Maleficent è una fiaba vuotata di ogni elemento problematico
Per il resto, il nuovo film Disney si limita a fare quello in cui un qualsiasi remake della immensa casa di Topolino riesce meglio: aderire ad un certo standard produttivo, per poi correlarlo ed intrecciarlo al tessuto degli eventi del contemporaneo. La trama scorre via velocemente, senza grossi impedimenti o colpi di scena, cercando di approfondire il background della protagonista e della sua specie, tra continui paralleli con la corrente questione relativa ai fenomeni migratori ed ai conseguenti processi di integrazione. E’ una fiaba vuotata di ogni elemento problematico, condensata in una morale estremamente piatta e svilita, per di più lanciata in faccia allo spettatore con assenza di particolari convenevoli.
Il personaggio di Chiwetel Ejiofor (una creatura della stessa specie di Malefica) è immagine di un violento cambio di focus del film, che mette dunque per lo più da parte il tema della maternità (comunque presente) per abbracciare discussioni sentite di carattere sociale.
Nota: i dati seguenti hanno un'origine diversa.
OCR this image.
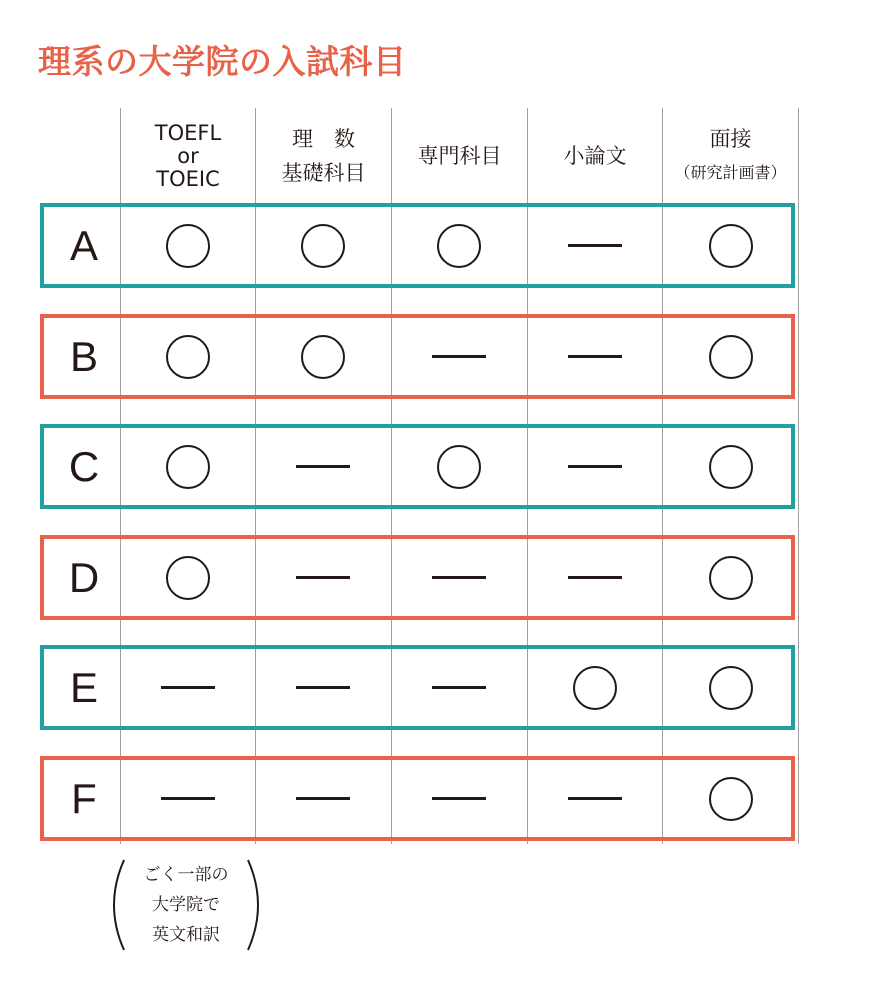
理系の大学院の入試科目
TOEFL
or
TOEIC
理　数
基礎科目
専門科目	小論文
面接
（研究計画書）
A
B
C
D
E
F
ごく一部の
大学院で
英文和訳
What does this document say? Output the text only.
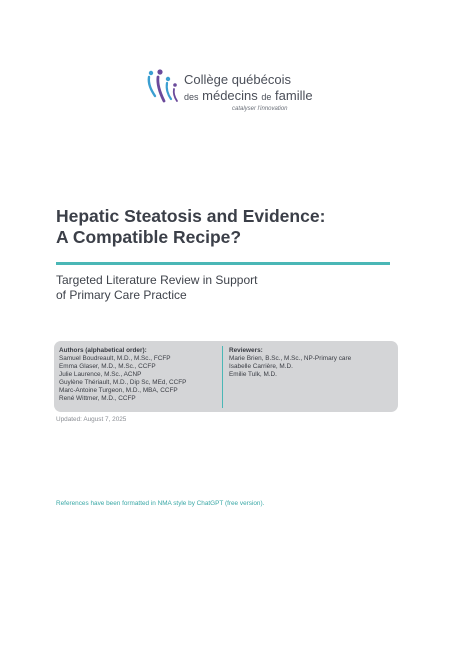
Collège québécois
des médecins de famille
catalyser l'innovation
Hepatic Steatosis and Evidence:
A Compatible Recipe?
Targeted Literature Review in Support
of Primary Care Practice
Authors (alphabetical order):
Samuel Boudreault, M.D., M.Sc., FCFP
Emma Glaser, M.D., M.Sc., CCFP
Julie Laurence, M.Sc., ACNP
Guylène Thériault, M.D., Dip Sc, MEd, CCFP
Marc-Antoine Turgeon, M.D., MBA, CCFP
René Wittmer, M.D., CCFP
Reviewers:
Marie Brien, B.Sc., M.Sc., NP-Primary care
Isabelle Carrière, M.D.
Emilie Tulk, M.D.
Updated: August 7, 2025
References have been formatted in NMA style by ChatGPT (free version).
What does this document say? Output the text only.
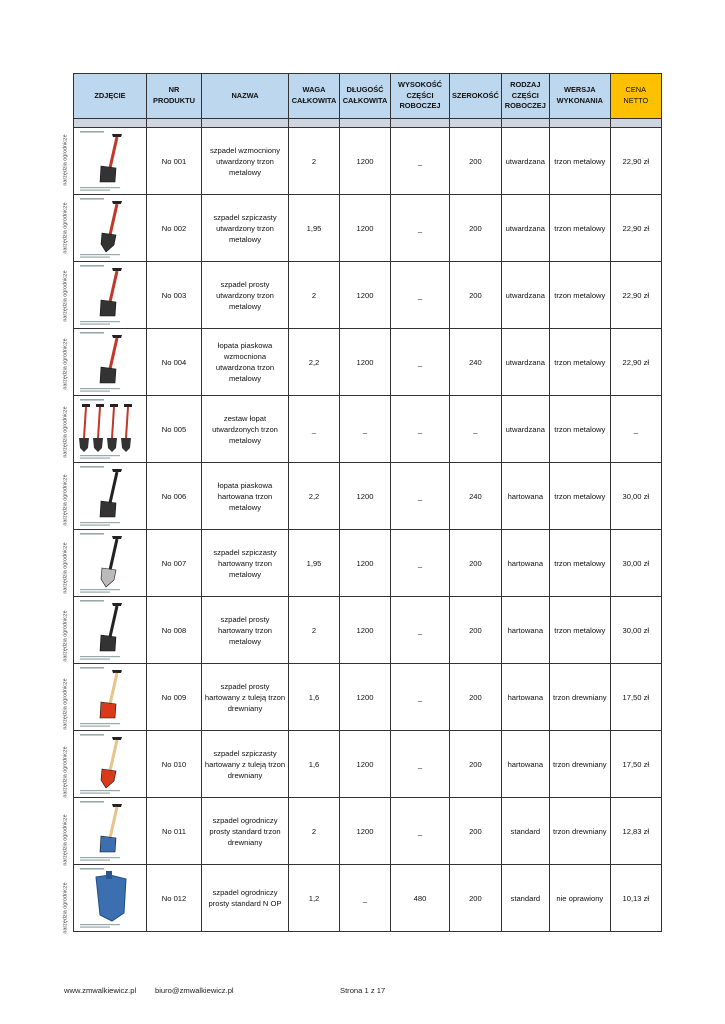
ZDJĘCIE	NR PRODUKTU	NAZWA	WAGA CAŁKOWITA	DŁUGOŚĆ CAŁKOWITA	WYSOKOŚĆ CZĘŚCI ROBOCZEJ	SZEROKOŚĆ	RODZAJ CZĘŚCI ROBOCZEJ	WERSJA WYKONANIA	CENA NETTO

	No 001	szpadel wzmocniony utwardzony trzon metalowy	2	1200	_	200	utwardzana	trzon metalowy	22,90 zł

	No 002	szpadel szpiczasty utwardzony trzon metalowy	1,95	1200	_	200	utwardzana	trzon metalowy	22,90 zł

	No 003	szpadel prosty utwardzony trzon metalowy	2	1200	_	200	utwardzana	trzon metalowy	22,90 zł

	No 004	łopata piaskowa wzmocniona utwardzona trzon metalowy	2,2	1200	_	240	utwardzana	trzon metalowy	22,90 zł

	No 005	zestaw łopat utwardzonych trzon metalowy	_	_	_	_	utwardzana	trzon metalowy	_

	No 006	łopata piaskowa hartowana trzon metalowy	2,2	1200	_	240	hartowana	trzon metalowy	30,00 zł

	No 007	szpadel szpiczasty hartowany trzon metalowy	1,95	1200	_	200	hartowana	trzon metalowy	30,00 zł

	No 008	szpadel prosty hartowany trzon metalowy	2	1200	_	200	hartowana	trzon metalowy	30,00 zł

	No 009	szpadel prosty hartowany z tuleją trzon drewniany	1,6	1200	_	200	hartowana	trzon drewniany	17,50 zł

	No 010	szpadel szpiczasty hartowany z tuleją trzon drewniany	1,6	1200	_	200	hartowana	trzon drewniany	17,50 zł

	No 011	szpadel ogrodniczy prosty standard trzon drewniany	2	1200	_	200	standard	trzon drewniany	12,83 zł

	No 012	szpadel ogrodniczy prosty standard N OP	1,2	_	480	200	standard	nie oprawiony	10,13 zł
narzędzia ogrodnicze
narzędzia ogrodnicze
narzędzia ogrodnicze
narzędzia ogrodnicze
narzędzia ogrodnicze
narzędzia ogrodnicze
narzędzia ogrodnicze
narzędzia ogrodnicze
narzędzia ogrodnicze
narzędzia ogrodnicze
narzędzia ogrodnicze
narzędzia ogrodnicze
www.zmwalkiewicz.pl biuro@zmwalkiewicz.pl	Strona 1 z 17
Troviamo dunque di nuovo – come detto sopra – questa necessità dei remake Disney di nascere e morire in funzione dell’unica necessità di uscire dal medium per trasmettere un messaggio, mai elaborato, semplicemente per partecipare ad un dibattito che forse potrebbe adattarsi agli occhi dei più piccoli, lasciando però nient’altro che già visto sterile tra il pubblico adulto.
A confronto con la peculiarità de Il Re Leone su un livello tecnico, o quella di Dumbo su quello estetico, o quella ancora su quello tecnico di Aladdin (ci riferiamo agli sprazzi di Guy Ritchie), entrambi gli episodi di Maleficent sono semplicemente vuotati di un’anima, e crediamo fermamente che diversi valori qui comunicati siano in realtà da trovare, ricchi e rinnovati, in ben altri lidi (pure e soprattutto in casa Disney).
Per concludere infine, una veloce quadra sulla messa in scena di Joachim Rønning (precedentemente co-regista dell’ultimo capitolo di Pirati dei Caraibi), che non va oltre una prospettiva da mestierante, con scene d’azione scorrevoli ma vergini di guizzi o architetture in qualche modo distinguibili; persino la computer grafica appare qui posticcia e forzatamente rarefatta, in un ibridato poco funzionante di artificio ed artigianale.